In this post, I will explain noise contrastive estimation.
Suppose we have observed samples from an unknown data distribution $p_{0}(\mathbf{x})$ and want to learn an energy based model (EBM) as below,
\[\begin{align}\label{eq:ebm} p_{\theta}(\mathbf{x}) = \frac{1}{Z(\theta)} \exp \left( - E(\mathbf{x}, \theta) \right). \end{align}\]$E$ is the energy function parameterized by \(\theta\). $Z(\theta)$ is called the normalization constant or partition function, which is hard to estimate if not impossible.

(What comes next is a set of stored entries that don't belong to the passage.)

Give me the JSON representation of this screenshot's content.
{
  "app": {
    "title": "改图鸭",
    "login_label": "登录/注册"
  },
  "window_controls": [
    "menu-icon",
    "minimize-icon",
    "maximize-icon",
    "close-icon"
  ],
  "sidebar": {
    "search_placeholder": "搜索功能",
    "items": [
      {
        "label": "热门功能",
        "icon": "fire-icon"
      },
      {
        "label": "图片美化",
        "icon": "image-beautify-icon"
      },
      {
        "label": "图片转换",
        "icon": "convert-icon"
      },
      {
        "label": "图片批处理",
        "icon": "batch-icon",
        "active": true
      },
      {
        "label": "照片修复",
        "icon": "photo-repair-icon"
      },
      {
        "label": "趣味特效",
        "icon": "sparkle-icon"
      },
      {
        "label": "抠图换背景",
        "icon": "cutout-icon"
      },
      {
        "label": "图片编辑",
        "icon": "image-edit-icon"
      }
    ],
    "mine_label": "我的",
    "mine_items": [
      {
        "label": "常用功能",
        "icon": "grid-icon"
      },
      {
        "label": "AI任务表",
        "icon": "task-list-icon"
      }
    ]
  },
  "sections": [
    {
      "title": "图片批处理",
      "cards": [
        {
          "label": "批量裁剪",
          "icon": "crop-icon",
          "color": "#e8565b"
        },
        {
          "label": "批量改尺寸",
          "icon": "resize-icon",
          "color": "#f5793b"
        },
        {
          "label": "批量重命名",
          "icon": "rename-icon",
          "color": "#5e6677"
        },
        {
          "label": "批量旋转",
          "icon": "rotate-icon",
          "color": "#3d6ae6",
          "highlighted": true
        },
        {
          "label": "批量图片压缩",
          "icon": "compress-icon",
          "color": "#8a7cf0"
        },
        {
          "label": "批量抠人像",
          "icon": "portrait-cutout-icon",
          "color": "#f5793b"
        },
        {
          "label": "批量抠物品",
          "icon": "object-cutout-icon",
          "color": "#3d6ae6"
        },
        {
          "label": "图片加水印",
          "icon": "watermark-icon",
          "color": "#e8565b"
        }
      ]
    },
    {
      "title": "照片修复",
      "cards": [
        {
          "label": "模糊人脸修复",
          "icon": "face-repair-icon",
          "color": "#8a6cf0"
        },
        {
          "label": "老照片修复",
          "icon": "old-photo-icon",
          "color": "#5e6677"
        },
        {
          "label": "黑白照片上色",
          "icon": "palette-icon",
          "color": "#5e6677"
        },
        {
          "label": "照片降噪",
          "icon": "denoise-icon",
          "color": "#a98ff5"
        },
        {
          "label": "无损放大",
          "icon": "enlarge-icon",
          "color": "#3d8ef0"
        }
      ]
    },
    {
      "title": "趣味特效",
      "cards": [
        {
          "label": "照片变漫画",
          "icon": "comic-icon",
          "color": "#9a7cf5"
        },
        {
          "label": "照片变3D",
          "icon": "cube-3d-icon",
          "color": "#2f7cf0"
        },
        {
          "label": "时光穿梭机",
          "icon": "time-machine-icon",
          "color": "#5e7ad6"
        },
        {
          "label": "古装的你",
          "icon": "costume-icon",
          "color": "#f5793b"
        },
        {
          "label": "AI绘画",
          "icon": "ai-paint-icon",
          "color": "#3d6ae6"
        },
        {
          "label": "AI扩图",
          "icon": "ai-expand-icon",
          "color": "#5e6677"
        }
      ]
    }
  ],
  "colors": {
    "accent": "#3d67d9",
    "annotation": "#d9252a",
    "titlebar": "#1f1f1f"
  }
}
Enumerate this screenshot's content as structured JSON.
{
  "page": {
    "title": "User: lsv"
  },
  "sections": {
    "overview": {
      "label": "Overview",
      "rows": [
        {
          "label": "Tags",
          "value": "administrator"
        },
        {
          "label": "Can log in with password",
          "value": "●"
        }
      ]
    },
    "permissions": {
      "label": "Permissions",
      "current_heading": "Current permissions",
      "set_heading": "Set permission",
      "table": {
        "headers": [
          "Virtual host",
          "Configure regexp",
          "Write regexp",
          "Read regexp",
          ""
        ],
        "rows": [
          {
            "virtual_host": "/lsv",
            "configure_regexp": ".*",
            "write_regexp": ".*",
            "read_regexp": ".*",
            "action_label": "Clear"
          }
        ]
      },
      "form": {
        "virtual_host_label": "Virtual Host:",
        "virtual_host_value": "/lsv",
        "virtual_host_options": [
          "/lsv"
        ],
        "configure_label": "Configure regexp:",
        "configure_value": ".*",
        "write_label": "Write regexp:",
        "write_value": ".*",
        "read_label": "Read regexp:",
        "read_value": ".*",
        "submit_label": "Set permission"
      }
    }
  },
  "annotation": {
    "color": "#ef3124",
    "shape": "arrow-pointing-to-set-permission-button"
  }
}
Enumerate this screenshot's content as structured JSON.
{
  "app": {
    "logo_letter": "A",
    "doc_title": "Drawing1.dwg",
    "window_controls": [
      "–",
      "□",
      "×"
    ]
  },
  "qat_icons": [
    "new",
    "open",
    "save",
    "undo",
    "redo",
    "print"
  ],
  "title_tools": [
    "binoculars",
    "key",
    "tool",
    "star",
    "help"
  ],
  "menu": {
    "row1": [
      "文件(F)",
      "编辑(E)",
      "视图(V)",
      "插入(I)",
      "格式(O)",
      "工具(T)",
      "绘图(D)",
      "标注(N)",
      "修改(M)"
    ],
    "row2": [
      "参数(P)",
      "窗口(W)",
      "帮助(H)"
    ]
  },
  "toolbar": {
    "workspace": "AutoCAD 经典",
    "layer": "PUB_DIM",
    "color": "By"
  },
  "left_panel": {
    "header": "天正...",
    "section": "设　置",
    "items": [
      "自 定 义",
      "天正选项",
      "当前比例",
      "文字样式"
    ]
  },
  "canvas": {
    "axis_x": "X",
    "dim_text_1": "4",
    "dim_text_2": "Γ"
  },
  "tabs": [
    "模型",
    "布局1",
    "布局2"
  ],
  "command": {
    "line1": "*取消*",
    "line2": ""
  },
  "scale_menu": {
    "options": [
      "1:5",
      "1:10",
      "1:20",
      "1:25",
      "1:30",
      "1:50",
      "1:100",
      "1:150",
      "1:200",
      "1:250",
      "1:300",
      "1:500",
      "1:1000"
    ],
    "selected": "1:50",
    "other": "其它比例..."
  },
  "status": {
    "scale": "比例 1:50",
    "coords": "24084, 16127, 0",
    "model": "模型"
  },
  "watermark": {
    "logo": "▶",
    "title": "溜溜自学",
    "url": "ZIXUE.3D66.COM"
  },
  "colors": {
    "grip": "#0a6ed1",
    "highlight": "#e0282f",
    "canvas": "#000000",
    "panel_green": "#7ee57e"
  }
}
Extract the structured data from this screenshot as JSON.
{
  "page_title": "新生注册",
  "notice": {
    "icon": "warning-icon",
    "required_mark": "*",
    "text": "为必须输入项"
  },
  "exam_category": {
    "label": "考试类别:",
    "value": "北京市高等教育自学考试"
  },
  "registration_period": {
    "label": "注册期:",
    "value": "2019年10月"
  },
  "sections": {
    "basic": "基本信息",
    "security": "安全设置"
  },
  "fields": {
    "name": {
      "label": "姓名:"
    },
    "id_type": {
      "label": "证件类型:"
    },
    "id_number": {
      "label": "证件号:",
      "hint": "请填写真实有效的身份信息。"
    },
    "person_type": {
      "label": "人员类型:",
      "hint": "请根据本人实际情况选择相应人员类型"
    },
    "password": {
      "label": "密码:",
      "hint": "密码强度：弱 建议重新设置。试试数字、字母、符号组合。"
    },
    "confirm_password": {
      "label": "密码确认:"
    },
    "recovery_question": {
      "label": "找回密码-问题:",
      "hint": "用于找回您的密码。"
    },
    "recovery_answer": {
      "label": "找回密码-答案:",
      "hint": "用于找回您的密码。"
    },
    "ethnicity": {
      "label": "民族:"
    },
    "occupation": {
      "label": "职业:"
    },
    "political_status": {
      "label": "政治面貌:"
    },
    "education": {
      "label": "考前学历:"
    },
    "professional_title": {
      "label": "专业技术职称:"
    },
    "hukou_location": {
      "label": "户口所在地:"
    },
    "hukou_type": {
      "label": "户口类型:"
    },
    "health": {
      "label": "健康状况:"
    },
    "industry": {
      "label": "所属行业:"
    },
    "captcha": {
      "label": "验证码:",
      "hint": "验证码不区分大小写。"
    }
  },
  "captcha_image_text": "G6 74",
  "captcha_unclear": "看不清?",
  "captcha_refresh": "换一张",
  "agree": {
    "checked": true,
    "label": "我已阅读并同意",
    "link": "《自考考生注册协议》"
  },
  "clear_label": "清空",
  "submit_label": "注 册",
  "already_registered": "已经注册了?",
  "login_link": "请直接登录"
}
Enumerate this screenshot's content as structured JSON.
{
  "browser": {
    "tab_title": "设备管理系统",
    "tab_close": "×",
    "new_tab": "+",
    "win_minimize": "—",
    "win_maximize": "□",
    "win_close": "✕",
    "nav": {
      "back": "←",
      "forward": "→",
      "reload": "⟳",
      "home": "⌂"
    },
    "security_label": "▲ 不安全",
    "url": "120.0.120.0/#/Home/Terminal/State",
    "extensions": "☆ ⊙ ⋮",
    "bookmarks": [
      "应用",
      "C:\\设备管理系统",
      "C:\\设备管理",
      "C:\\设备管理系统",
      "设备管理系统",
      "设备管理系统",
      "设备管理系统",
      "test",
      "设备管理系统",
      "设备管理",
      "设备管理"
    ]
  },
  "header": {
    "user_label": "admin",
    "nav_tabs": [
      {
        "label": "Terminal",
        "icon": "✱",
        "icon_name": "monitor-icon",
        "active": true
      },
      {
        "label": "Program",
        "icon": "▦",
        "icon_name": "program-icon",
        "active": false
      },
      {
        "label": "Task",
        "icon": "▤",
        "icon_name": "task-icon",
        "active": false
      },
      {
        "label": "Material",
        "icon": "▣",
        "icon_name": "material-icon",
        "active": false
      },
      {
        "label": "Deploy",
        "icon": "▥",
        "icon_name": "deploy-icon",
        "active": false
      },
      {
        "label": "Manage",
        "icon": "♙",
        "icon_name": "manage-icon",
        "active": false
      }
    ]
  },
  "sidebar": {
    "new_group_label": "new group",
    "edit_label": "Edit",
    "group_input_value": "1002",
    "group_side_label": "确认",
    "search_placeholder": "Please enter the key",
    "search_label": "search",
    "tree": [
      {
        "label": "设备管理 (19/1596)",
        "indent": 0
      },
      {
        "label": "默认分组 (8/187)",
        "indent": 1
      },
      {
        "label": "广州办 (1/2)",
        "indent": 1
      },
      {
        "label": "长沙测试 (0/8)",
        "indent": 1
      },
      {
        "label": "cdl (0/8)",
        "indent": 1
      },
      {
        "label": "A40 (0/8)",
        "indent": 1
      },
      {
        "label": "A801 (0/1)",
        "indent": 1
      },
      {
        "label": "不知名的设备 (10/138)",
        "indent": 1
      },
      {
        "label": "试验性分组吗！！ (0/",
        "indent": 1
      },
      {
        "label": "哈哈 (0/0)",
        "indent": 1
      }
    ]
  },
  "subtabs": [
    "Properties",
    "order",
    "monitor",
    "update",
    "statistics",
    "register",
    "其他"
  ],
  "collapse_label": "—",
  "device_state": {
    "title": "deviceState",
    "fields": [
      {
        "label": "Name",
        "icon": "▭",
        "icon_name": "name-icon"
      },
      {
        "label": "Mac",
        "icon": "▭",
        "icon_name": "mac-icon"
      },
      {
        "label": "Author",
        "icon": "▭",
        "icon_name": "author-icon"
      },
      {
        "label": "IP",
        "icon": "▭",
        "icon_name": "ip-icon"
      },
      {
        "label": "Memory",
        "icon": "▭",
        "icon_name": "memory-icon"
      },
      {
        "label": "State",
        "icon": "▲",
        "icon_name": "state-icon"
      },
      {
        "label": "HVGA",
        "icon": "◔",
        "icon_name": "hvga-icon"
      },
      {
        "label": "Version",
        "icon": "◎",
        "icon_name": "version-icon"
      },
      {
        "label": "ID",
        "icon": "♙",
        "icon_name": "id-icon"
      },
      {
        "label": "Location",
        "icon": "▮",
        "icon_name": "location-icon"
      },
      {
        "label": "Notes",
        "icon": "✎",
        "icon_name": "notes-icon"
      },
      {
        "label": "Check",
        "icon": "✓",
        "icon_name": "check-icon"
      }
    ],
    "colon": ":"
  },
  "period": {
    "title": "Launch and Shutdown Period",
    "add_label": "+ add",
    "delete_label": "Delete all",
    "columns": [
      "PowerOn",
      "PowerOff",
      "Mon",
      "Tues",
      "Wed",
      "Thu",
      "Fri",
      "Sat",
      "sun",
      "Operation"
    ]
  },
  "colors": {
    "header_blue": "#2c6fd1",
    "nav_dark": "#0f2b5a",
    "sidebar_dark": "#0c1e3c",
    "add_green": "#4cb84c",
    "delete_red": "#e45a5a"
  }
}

If you want to directly learn the model (i.e., find an optimal $\theta$) via maximum likelihood, then you have to deal with $Z(\theta)$ properly since it is a function of $\theta$. Previously, we talk about learning methods that do not require the exact $Z(\theta)$, including Score Matching, Contrastive Divergence (CD), and Pseudo-Likelihood.
Noise Contrastive Estimation
We first define a noise distribution $p_{n}(\mathbf{x}) = \int p_{n}(\mathbf{x} \vert \mathbf{x}^{\prime}) p_{\theta}(\mathbf{x}^{\prime}) \mathrm{d}\mathbf{x}^{\prime}$.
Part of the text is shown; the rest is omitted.